A California-bred daughter of Speightstown —All the Moves, by A.P. Indy, topped the sale at $135,000, the only six-figure horse of the day. Patrick Sheehy’s Super Horse bought the filly from Tom Bachman’s Pegasus Ranch.
"She was the nicest filly in the sale," said Sheehy, who lives in Newport Beach, Calif. "The sire is new but doing OK, and I liked that she’s out of an A.P. Indy mare."
The filly will go to Arizona to be broken, and Sheehy was undecided as to whether she would race in California or Europe.
Bachman raised the filly at Pegasus in Petaluma, Calif. He bought All the Moves in foal privately from Becky Thomas.

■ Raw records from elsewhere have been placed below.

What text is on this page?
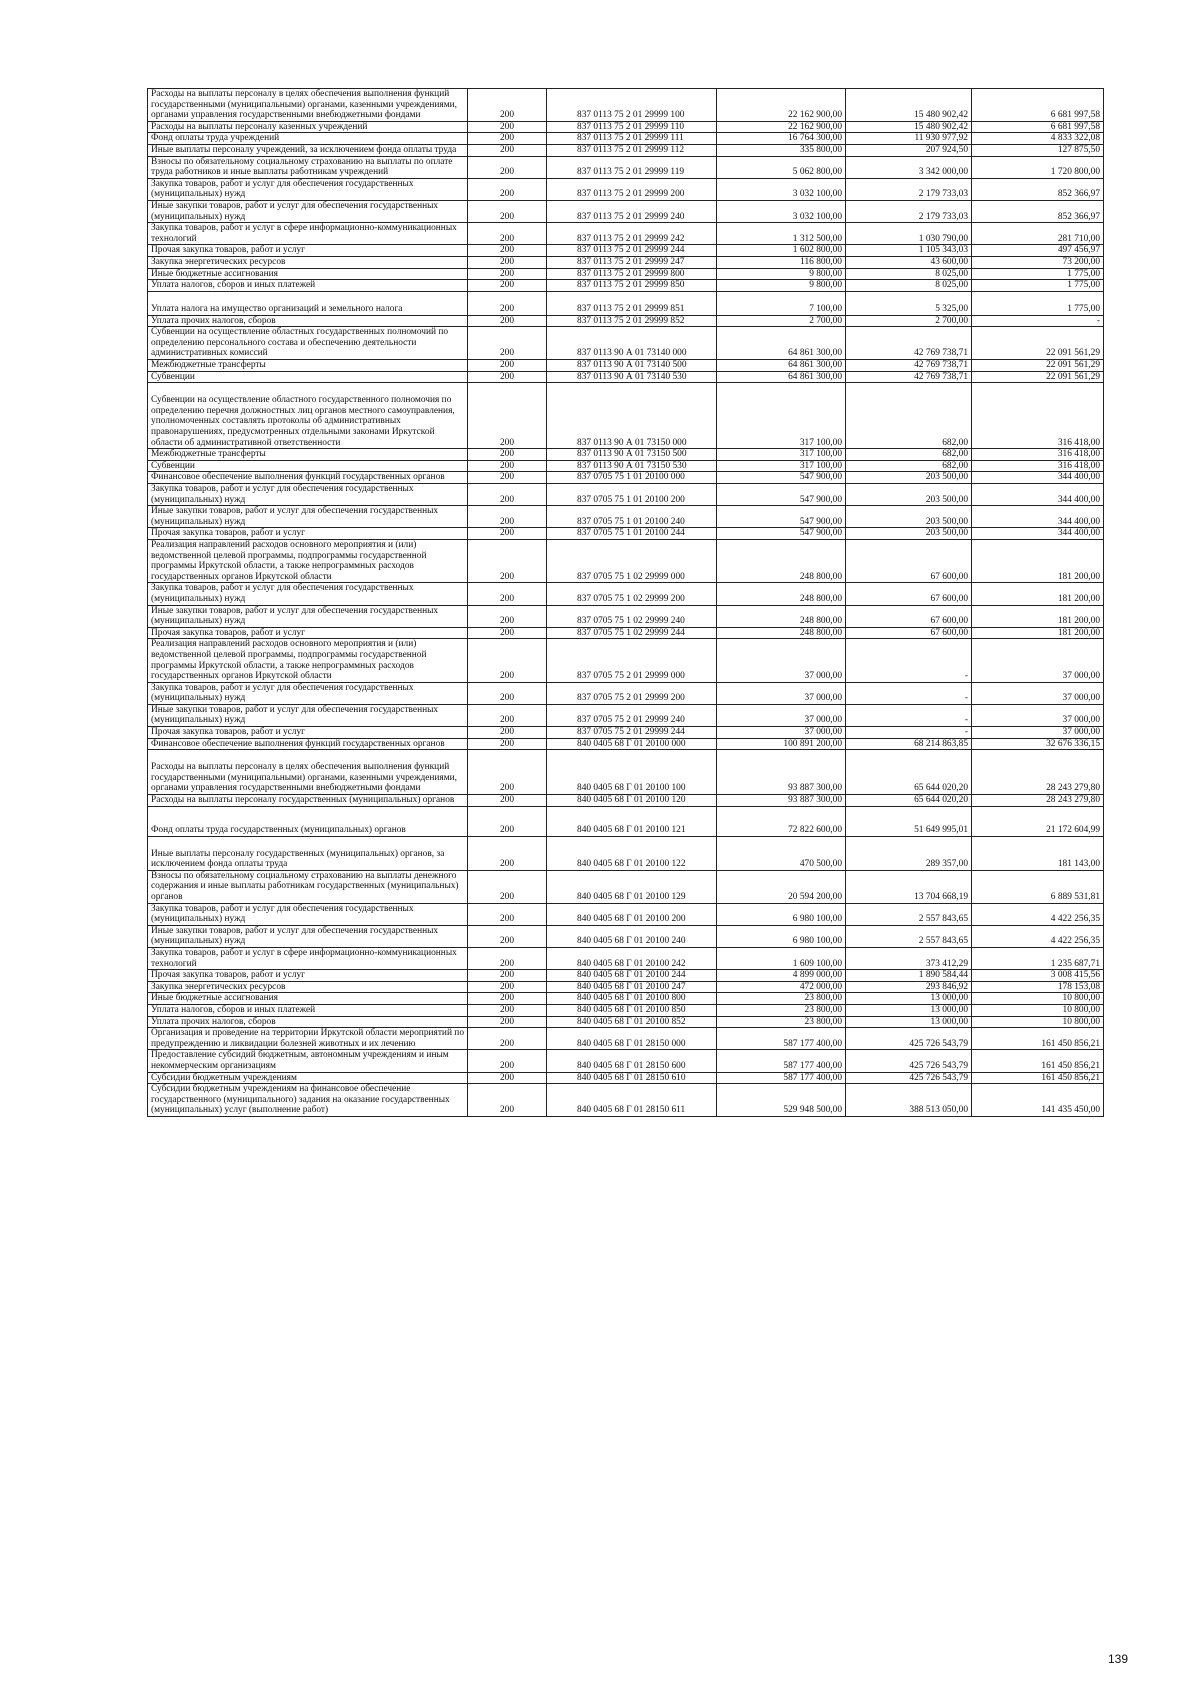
Расходы на выплаты персоналу в целях обеспечения выполнения функций государственными (муниципальными) органами, казенными учреждениями, органами управления государственными внебюджетными фондами	200	837 0113 75 2 01 29999 100	22 162 900,00	15 480 902,42	6 681 997,58
Расходы на выплаты персоналу казенных учреждений	200	837 0113 75 2 01 29999 110	22 162 900,00	15 480 902,42	6 681 997,58
Фонд оплаты труда учреждений	200	837 0113 75 2 01 29999 111	16 764 300,00	11 930 977,92	4 833 322,08
Иные выплаты персоналу учреждений, за исключением фонда оплаты труда	200	837 0113 75 2 01 29999 112	335 800,00	207 924,50	127 875,50
Взносы по обязательному социальному страхованию на выплаты по оплате труда работников и иные выплаты работникам учреждений	200	837 0113 75 2 01 29999 119	5 062 800,00	3 342 000,00	1 720 800,00
Закупка товаров, работ и услуг для обеспечения государственных (муниципальных) нужд	200	837 0113 75 2 01 29999 200	3 032 100,00	2 179 733,03	852 366,97
Иные закупки товаров, работ и услуг для обеспечения государственных (муниципальных) нужд	200	837 0113 75 2 01 29999 240	3 032 100,00	2 179 733,03	852 366,97
Закупка товаров, работ и услуг в сфере информационно-коммуникационных технологий	200	837 0113 75 2 01 29999 242	1 312 500,00	1 030 790,00	281 710,00
Прочая закупка товаров, работ и услуг	200	837 0113 75 2 01 29999 244	1 602 800,00	1 105 343,03	497 456,97
Закупка энергетических ресурсов	200	837 0113 75 2 01 29999 247	116 800,00	43 600,00	73 200,00
Иные бюджетные ассигнования	200	837 0113 75 2 01 29999 800	9 800,00	8 025,00	1 775,00
Уплата налогов, сборов и иных платежей	200	837 0113 75 2 01 29999 850	9 800,00	8 025,00	1 775,00
Уплата налога на имущество организаций и земельного налога	200	837 0113 75 2 01 29999 851	7 100,00	5 325,00	1 775,00
Уплата прочих налогов, сборов	200	837 0113 75 2 01 29999 852	2 700,00	2 700,00	-
Субвенции на осуществление областных государственных полномочий по определению персонального состава и обеспечению деятельности административных комиссий	200	837 0113 90 А 01 73140 000	64 861 300,00	42 769 738,71	22 091 561,29
Межбюджетные трансферты	200	837 0113 90 А 01 73140 500	64 861 300,00	42 769 738,71	22 091 561,29
Субвенции	200	837 0113 90 А 01 73140 530	64 861 300,00	42 769 738,71	22 091 561,29
Субвенции на осуществление областного государственного полномочия по определению перечня должностных лиц органов местного самоуправления, уполномоченных составлять протоколы об административных правонарушениях, предусмотренных отдельными законами Иркутской области об административной ответственности	200	837 0113 90 А 01 73150 000	317 100,00	682,00	316 418,00
Межбюджетные трансферты	200	837 0113 90 А 01 73150 500	317 100,00	682,00	316 418,00
Субвенции	200	837 0113 90 А 01 73150 530	317 100,00	682,00	316 418,00
Финансовое обеспечение выполнения функций государственных органов	200	837 0705 75 1 01 20100 000	547 900,00	203 500,00	344 400,00
Закупка товаров, работ и услуг для обеспечения государственных (муниципальных) нужд	200	837 0705 75 1 01 20100 200	547 900,00	203 500,00	344 400,00
Иные закупки товаров, работ и услуг для обеспечения государственных (муниципальных) нужд	200	837 0705 75 1 01 20100 240	547 900,00	203 500,00	344 400,00
Прочая закупка товаров, работ и услуг	200	837 0705 75 1 01 20100 244	547 900,00	203 500,00	344 400,00
Реализация направлений расходов основного мероприятия и (или) ведомственной целевой программы, подпрограммы государственной программы Иркутской области, а также непрограммных расходов государственных органов Иркутской области	200	837 0705 75 1 02 29999 000	248 800,00	67 600,00	181 200,00
Закупка товаров, работ и услуг для обеспечения государственных (муниципальных) нужд	200	837 0705 75 1 02 29999 200	248 800,00	67 600,00	181 200,00
Иные закупки товаров, работ и услуг для обеспечения государственных (муниципальных) нужд	200	837 0705 75 1 02 29999 240	248 800,00	67 600,00	181 200,00
Прочая закупка товаров, работ и услуг	200	837 0705 75 1 02 29999 244	248 800,00	67 600,00	181 200,00
Реализация направлений расходов основного мероприятия и (или) ведомственной целевой программы, подпрограммы государственной программы Иркутской области, а также непрограммных расходов государственных органов Иркутской области	200	837 0705 75 2 01 29999 000	37 000,00	-	37 000,00
Закупка товаров, работ и услуг для обеспечения государственных (муниципальных) нужд	200	837 0705 75 2 01 29999 200	37 000,00	-	37 000,00
Иные закупки товаров, работ и услуг для обеспечения государственных (муниципальных) нужд	200	837 0705 75 2 01 29999 240	37 000,00	-	37 000,00
Прочая закупка товаров, работ и услуг	200	837 0705 75 2 01 29999 244	37 000,00	-	37 000,00
Финансовое обеспечение выполнения функций государственных органов	200	840 0405 68 Г 01 20100 000	100 891 200,00	68 214 863,85	32 676 336,15
Расходы на выплаты персоналу в целях обеспечения выполнения функций государственными (муниципальными) органами, казенными учреждениями, органами управления государственными внебюджетными фондами	200	840 0405 68 Г 01 20100 100	93 887 300,00	65 644 020,20	28 243 279,80
Расходы на выплаты персоналу государственных (муниципальных) органов	200	840 0405 68 Г 01 20100 120	93 887 300,00	65 644 020,20	28 243 279,80
Фонд оплаты труда государственных (муниципальных) органов	200	840 0405 68 Г 01 20100 121	72 822 600,00	51 649 995,01	21 172 604,99
Иные выплаты персоналу государственных (муниципальных) органов, за исключением фонда оплаты труда	200	840 0405 68 Г 01 20100 122	470 500,00	289 357,00	181 143,00
Взносы по обязательному социальному страхованию на выплаты денежного содержания и иные выплаты работникам государственных (муниципальных) органов	200	840 0405 68 Г 01 20100 129	20 594 200,00	13 704 668,19	6 889 531,81
Закупка товаров, работ и услуг для обеспечения государственных (муниципальных) нужд	200	840 0405 68 Г 01 20100 200	6 980 100,00	2 557 843,65	4 422 256,35
Иные закупки товаров, работ и услуг для обеспечения государственных (муниципальных) нужд	200	840 0405 68 Г 01 20100 240	6 980 100,00	2 557 843,65	4 422 256,35
Закупка товаров, работ и услуг в сфере информационно-коммуникационных технологий	200	840 0405 68 Г 01 20100 242	1 609 100,00	373 412,29	1 235 687,71
Прочая закупка товаров, работ и услуг	200	840 0405 68 Г 01 20100 244	4 899 000,00	1 890 584,44	3 008 415,56
Закупка энергетических ресурсов	200	840 0405 68 Г 01 20100 247	472 000,00	293 846,92	178 153,08
Иные бюджетные ассигнования	200	840 0405 68 Г 01 20100 800	23 800,00	13 000,00	10 800,00
Уплата налогов, сборов и иных платежей	200	840 0405 68 Г 01 20100 850	23 800,00	13 000,00	10 800,00
Уплата прочих налогов, сборов	200	840 0405 68 Г 01 20100 852	23 800,00	13 000,00	10 800,00
Организация и проведение на территории Иркутской области мероприятий по предупреждению и ликвидации болезней животных и их лечению	200	840 0405 68 Г 01 28150 000	587 177 400,00	425 726 543,79	161 450 856,21
Предоставление субсидий бюджетным, автономным учреждениям и иным некоммерческим организациям	200	840 0405 68 Г 01 28150 600	587 177 400,00	425 726 543,79	161 450 856,21
Субсидии бюджетным учреждениям	200	840 0405 68 Г 01 28150 610	587 177 400,00	425 726 543,79	161 450 856,21
Субсидии бюджетным учреждениям на финансовое обеспечение государственного (муниципального) задания на оказание государственных (муниципальных) услуг (выполнение работ)	200	840 0405 68 Г 01 28150 611	529 948 500,00	388 513 050,00	141 435 450,00
139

"I took a chance because she was in foal on a June breeding off a barren year," said Bachman. "But that’s how I can afford these types of mares. She’s in foal to Hard Spun, and she’s scheduled to sell at Keeneland in November."
Bachman said he could have taken the filly to Kentucky to sell her. "But I wanted to sell in California. Being a big fish in a small pond—that’s what I believe in."
Andy Havens’ Havens Bloodstock Agency was the sale’s leading consignor, selling 19 yearlings for $368,000 and an average of $19,368. His consignment included the sale’s top colt, a Cal-bred son of Tribal Rule—Never to Excess, by In Excess, who brought $90,000, as well as a $65,000 Cal-bred daughter of Suances—Kissing Girl, by Lode.
"It was a tough sale in a tough market," Havens said. "But I’ve sold most of my horses. We had to adjust our sights pretty well, and we had brutally realistic reserves. If you want to sell them, you have to price them so that people will buy them."
Southern California-based trainer Mike Harrington was the leading buyer, purchasing five for a gross of $139,500 and an average of $27,900.